DevicePilot's powerful cohort analysis tools let you do root-cause analysis to explore the relationship (correlation) between a problem and its possible cause

One of the first things people often do in DevicePilot is to measure the "up-time" of their device estate, by:

  1. Creating a Filter e.g. "Up" defined as "Last seen is less than 1 day ago"
  2. Creating a KPI to measure this across the device estate, e.g. "Uptime" defined as "Percentage of time where: Up"

Once you see this number, you may decide it isn't good-enough - so how can DevicePilot help you make it better?

In the View page you can explore devices one-by-one, inspecting devices that are working well and ones that are not, and perhaps getting some clues as to the root cause. But the Cohort page is a much more powerful tool to analyse this, across all your devices in one go.

Say one of the properties that your device reports is radio signal strength, and you are wondering whether this might be affecting your uptime. To explore this, all you have to do is to add "Group By Property: Signal strength" to your KPI. At the top of the page, choose a long-enough time-period to get statistical validity, e.g. 7 days. When you press "Run KPI" you'll see a chart showing the correlation of device uptime to signal strength. So if you see that device uptime is falling as signal strength falls (basically a diagonal line trending bottom-left), then you have a smoking gun.

And you can even tell empirically how much of your downtime is due to this cause - the area of the white triangle above the diagonal - estimating the potential benefit of putting a remediation plan in place.

Now you're running your Operations based on quantified, empirical facts, not just on hypothesis.

Of course, you can choose to run this correlation against any property - maybe some versions of hardware are more reliable than others? Maybe the device performs worse when its hot? Or when the battery is getting flat?

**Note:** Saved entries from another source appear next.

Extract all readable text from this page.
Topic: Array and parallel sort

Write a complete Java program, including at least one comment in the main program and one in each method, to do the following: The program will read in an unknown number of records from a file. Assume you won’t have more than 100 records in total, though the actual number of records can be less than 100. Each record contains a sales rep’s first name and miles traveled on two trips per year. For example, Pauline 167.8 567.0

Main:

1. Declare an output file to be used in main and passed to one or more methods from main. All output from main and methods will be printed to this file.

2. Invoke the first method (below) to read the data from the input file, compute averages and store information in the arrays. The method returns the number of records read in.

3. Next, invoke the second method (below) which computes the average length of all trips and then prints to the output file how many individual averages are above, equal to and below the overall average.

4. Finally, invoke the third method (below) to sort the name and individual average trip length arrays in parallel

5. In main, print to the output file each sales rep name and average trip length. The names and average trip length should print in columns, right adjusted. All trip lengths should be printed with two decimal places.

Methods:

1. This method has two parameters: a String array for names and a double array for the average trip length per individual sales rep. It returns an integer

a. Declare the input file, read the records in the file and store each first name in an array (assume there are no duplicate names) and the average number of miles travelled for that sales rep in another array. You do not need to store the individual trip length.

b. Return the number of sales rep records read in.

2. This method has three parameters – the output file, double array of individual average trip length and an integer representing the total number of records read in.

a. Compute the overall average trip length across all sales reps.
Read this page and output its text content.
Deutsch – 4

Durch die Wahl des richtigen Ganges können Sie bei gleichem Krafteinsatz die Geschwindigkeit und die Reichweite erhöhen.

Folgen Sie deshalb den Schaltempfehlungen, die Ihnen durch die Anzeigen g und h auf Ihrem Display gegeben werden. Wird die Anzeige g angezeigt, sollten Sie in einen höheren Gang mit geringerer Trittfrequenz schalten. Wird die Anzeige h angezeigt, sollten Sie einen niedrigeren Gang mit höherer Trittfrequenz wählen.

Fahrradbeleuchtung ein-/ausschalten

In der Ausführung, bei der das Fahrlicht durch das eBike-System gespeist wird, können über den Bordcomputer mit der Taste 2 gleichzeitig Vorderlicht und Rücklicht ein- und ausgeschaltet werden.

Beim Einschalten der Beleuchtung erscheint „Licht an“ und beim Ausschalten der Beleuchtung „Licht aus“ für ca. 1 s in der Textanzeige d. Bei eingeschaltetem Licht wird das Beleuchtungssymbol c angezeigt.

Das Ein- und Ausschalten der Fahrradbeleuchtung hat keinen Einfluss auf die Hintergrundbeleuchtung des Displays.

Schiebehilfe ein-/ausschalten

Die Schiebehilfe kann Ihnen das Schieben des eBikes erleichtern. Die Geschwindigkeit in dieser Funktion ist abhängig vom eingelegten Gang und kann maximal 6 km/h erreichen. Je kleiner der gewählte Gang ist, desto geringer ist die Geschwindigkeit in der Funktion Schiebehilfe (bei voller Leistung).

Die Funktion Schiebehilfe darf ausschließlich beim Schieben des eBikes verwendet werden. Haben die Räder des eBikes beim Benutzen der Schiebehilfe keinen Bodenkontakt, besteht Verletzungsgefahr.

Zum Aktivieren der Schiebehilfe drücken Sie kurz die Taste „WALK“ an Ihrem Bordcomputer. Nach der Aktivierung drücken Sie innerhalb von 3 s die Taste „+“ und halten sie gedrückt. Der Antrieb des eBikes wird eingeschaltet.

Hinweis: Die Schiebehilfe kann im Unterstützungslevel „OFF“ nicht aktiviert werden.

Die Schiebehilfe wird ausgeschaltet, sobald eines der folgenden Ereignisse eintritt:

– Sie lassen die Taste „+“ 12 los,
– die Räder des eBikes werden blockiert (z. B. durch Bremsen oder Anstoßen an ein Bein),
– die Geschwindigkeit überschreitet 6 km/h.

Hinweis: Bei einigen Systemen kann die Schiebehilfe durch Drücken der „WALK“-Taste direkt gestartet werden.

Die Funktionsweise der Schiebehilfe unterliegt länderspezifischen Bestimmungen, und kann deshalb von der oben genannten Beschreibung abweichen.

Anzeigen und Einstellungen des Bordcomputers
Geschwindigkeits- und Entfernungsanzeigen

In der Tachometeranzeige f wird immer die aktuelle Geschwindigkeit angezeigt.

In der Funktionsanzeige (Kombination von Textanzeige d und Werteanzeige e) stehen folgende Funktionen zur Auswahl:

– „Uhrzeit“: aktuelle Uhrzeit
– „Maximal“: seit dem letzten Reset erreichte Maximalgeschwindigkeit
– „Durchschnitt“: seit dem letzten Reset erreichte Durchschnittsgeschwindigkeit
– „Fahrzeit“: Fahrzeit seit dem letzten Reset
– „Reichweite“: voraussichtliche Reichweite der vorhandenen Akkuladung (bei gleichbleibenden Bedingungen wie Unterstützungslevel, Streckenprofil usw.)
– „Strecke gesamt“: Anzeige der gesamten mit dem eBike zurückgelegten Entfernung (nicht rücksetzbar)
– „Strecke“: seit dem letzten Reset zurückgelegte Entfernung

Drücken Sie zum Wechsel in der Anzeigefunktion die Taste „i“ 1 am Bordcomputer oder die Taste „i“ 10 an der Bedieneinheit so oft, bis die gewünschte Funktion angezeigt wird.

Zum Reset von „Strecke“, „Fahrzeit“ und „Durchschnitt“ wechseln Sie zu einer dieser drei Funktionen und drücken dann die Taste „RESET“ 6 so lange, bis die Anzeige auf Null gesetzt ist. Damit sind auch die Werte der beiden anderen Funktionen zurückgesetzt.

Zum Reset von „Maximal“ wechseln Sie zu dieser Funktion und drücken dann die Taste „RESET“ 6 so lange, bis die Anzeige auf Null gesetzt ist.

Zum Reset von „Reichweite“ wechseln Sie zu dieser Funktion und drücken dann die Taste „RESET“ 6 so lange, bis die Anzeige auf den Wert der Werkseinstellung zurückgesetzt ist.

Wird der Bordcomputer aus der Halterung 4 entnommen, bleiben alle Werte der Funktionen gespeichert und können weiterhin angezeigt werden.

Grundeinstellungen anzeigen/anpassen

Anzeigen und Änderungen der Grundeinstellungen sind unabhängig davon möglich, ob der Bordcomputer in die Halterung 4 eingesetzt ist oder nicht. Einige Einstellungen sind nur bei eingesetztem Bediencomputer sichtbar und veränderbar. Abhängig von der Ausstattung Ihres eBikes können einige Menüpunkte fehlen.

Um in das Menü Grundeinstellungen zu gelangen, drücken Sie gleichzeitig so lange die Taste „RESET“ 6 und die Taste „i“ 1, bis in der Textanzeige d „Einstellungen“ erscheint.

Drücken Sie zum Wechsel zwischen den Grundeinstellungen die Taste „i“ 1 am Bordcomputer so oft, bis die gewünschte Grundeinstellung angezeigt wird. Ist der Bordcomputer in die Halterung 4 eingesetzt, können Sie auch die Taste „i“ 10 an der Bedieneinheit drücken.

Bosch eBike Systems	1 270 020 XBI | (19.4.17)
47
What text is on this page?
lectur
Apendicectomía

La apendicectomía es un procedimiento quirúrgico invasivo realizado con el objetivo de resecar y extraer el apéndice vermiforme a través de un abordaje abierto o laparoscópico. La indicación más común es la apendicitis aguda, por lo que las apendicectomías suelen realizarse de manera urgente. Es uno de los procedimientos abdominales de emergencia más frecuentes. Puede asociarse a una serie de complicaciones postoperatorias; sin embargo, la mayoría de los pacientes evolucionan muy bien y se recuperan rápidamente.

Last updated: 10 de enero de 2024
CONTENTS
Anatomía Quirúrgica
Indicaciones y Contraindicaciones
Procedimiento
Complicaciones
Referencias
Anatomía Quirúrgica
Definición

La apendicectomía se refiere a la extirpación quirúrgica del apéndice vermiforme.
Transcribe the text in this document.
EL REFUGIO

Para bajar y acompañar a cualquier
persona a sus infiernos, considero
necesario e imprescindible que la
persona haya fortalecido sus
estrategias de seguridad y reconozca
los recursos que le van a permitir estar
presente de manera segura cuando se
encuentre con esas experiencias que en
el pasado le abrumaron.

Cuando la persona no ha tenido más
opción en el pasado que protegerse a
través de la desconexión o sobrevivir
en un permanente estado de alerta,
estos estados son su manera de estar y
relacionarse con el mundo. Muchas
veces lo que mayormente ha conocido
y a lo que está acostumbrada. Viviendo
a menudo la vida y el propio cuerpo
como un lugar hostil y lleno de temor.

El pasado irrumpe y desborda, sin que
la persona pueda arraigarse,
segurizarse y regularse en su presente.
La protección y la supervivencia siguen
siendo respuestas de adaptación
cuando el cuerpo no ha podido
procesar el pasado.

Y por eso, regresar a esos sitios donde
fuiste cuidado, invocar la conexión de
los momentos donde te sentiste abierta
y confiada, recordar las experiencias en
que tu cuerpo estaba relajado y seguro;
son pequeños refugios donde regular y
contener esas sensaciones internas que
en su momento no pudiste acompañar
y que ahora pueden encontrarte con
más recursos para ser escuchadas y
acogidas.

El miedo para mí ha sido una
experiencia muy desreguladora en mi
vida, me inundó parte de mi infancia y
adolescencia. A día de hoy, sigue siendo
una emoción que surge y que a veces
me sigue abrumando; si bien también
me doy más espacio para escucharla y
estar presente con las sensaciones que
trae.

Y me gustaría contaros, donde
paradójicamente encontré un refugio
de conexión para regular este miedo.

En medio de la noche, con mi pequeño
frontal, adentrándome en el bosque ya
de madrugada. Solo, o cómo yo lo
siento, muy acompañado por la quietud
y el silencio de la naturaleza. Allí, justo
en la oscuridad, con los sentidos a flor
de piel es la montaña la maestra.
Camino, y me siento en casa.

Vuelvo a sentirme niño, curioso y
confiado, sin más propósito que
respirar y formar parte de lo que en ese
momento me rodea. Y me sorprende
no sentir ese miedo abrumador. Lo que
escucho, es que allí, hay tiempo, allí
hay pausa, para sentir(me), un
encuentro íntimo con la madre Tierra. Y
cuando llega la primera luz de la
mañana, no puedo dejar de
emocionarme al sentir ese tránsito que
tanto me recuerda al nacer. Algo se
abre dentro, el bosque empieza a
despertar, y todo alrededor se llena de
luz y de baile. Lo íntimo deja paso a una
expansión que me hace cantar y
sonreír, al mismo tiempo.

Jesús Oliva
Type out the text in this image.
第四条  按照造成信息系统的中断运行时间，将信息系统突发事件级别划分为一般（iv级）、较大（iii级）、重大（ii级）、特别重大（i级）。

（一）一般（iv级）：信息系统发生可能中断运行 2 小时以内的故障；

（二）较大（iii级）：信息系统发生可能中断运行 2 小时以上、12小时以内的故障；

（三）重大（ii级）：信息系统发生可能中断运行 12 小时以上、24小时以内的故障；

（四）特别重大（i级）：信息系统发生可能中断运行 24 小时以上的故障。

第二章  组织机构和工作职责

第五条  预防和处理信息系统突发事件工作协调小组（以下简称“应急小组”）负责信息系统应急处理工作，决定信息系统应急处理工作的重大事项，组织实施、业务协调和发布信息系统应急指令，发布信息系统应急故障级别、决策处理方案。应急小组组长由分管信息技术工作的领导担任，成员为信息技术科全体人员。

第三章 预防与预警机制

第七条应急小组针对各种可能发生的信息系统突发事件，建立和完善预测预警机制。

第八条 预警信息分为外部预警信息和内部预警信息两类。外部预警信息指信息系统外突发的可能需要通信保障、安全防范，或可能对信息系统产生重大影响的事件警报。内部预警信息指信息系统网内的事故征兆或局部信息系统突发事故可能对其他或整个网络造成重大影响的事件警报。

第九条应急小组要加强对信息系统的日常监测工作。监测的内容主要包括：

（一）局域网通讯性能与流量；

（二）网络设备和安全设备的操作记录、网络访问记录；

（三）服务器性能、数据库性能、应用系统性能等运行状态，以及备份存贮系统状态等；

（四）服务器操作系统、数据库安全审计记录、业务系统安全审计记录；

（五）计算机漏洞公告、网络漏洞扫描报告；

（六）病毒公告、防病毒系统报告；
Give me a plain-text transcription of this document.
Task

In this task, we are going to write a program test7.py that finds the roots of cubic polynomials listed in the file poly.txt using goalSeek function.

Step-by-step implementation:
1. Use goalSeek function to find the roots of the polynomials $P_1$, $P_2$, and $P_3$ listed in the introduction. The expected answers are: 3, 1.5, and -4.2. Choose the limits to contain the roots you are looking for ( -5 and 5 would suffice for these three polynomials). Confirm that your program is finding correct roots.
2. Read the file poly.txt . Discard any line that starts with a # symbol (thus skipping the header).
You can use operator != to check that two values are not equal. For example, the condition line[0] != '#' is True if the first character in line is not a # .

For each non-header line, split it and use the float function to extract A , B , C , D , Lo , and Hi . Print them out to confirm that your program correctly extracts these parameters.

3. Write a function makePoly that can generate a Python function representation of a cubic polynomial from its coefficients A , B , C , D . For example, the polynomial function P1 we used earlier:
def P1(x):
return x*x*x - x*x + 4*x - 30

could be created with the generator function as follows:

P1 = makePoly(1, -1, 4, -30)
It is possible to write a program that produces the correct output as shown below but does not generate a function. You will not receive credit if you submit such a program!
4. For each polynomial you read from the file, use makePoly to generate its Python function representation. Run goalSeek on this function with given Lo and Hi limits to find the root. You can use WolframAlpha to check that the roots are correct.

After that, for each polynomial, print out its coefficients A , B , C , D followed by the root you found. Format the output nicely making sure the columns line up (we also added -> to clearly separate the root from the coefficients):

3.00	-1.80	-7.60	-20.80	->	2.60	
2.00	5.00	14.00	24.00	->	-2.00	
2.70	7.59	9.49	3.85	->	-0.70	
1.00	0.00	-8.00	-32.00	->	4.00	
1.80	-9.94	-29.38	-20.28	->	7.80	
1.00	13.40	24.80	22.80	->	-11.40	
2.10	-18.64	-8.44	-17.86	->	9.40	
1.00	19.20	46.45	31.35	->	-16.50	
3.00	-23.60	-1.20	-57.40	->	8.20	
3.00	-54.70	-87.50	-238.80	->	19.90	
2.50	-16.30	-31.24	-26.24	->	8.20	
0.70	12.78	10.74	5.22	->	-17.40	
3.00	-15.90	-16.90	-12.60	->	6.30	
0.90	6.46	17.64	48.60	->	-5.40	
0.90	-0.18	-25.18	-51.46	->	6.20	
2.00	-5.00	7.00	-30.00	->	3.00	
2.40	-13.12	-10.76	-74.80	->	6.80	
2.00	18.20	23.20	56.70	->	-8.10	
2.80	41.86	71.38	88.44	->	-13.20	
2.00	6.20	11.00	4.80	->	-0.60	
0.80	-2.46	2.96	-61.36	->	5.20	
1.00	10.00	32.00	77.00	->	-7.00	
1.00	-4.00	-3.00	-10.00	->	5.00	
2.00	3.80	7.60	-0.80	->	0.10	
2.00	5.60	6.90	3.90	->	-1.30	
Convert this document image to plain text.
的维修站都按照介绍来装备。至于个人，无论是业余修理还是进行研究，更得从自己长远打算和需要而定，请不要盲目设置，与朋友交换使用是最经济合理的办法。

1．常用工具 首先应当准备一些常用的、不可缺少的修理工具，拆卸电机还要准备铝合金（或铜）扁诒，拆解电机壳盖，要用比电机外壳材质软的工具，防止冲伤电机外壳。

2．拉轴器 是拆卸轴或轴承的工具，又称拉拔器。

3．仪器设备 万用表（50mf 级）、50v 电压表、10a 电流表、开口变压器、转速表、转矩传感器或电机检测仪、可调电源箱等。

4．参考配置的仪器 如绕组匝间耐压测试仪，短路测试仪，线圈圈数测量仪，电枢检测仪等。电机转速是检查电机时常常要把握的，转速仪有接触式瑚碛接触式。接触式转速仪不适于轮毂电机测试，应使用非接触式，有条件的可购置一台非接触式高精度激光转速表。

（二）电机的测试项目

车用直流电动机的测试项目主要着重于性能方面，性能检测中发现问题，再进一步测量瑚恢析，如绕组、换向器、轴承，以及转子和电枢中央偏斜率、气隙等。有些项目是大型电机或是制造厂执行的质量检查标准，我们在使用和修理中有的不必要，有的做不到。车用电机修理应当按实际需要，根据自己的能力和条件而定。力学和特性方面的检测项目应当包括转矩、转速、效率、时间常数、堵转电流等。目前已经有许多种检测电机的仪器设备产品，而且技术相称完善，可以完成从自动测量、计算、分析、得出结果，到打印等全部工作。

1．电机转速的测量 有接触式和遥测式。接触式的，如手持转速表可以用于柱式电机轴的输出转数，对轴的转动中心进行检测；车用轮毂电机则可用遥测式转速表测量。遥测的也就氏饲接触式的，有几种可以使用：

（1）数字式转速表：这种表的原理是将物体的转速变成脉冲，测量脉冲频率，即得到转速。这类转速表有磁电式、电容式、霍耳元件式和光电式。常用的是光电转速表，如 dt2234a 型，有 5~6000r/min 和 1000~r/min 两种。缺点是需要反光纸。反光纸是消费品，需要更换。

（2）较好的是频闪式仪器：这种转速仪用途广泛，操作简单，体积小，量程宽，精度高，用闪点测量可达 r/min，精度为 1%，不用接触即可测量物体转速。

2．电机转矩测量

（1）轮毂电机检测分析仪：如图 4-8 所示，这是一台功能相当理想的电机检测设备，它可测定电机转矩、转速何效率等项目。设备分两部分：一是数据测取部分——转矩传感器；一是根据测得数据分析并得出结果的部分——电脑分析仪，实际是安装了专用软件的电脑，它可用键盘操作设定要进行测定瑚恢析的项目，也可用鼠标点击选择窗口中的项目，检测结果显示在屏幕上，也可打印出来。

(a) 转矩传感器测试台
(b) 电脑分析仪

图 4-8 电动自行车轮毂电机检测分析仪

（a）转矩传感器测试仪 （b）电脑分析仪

This analysis can be very useful to do when you are deploying a new version of software - as you roll it out, do a correlation of Uptime with "Group By Property: Software Version" and you'll immediately see whether your new version of software is having regressions in the field. This is particularly useful for IoT because unlike most of the things we deploy, IoT devices are deployed into the real world which is a messy and uncontrolled place with lots of uncontrolled externalities, which will test your code better than any pre-release regression tests you may run. So measuring performance as you roll out is essential, and DevicePilot gives you the perfect tool to do it.